My example reads the entire text in, to keep the code simple, but for a real script you might want to look at StreamTokenizer or something else to pull words out one at a time. Once the corpus is read in, the words are split on whitespace and other non-alphanumeric characters, then turned to lowercase to get a more accurate word count (versus capitalization differences, e.g.). The word count map is then updated, then a string output is generated with inject(). This is another place where the code can be more efficient (using map.each() or something), but I was trying to keep the body of the session.write() closure concise. The string output is written to the OutputStream, then after the write() has completed, the filename attribute is set and the file is sent to "success".

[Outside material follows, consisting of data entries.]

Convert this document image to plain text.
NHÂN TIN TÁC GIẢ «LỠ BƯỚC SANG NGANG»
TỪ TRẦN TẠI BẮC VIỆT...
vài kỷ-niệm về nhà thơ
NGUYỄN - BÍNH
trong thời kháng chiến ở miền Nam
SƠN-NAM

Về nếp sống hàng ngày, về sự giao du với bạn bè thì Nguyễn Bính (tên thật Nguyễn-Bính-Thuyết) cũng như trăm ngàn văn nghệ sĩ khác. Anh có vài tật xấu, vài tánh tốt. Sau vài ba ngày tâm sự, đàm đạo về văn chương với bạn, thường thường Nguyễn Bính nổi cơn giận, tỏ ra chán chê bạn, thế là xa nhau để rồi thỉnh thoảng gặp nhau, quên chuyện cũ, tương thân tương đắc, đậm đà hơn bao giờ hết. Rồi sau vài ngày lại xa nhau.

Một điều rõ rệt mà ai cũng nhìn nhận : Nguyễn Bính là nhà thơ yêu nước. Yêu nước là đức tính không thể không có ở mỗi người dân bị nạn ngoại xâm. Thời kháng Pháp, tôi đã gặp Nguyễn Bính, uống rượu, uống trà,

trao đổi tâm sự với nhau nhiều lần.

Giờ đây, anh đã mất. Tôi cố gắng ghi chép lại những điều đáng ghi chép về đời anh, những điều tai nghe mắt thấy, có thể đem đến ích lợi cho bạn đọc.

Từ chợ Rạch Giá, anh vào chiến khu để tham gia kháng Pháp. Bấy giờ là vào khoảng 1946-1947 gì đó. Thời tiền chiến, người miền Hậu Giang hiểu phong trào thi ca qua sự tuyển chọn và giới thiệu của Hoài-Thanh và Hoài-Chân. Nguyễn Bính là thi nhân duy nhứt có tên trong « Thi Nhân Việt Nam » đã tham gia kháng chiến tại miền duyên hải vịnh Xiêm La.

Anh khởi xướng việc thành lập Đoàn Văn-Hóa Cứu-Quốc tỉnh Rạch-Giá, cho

The example code for the ExecuteScript processor is as follows:
import org.apache.commons.io.IOUtils import java.nio.charset.* def flowFile = session.get() if(!flowFile) return flowFile = session.write(flowFile, {inputStream, outputStream -> def wordCount = [:] def tellTaleHeart = IOUtils.toString(inputStream, StandardCharsets.UTF_8) def words = tellTaleHeart.split(/(!|\?|-|\.|\"|:|;|,|\s)+/)*.toLowerCase() words.each { word -> def currentWordCount = wordCount.get(word) if(!currentWordCount) { wordCount.put(word, 1) } else { wordCount.put(word, currentWordCount + 1) } } def outputMapString = wordCount.inject("", {k,v -> k += "${v.key}: ${v.value}\n"}) outputStream.write(outputMapString.getBytes(StandardCharsets.UTF_8)) } as StreamCallback) flowFile = session.putAttribute(flowFile, 'filename', 'telltale_heart_wordcount') session.transfer(flowFile, REL_SUCCESS)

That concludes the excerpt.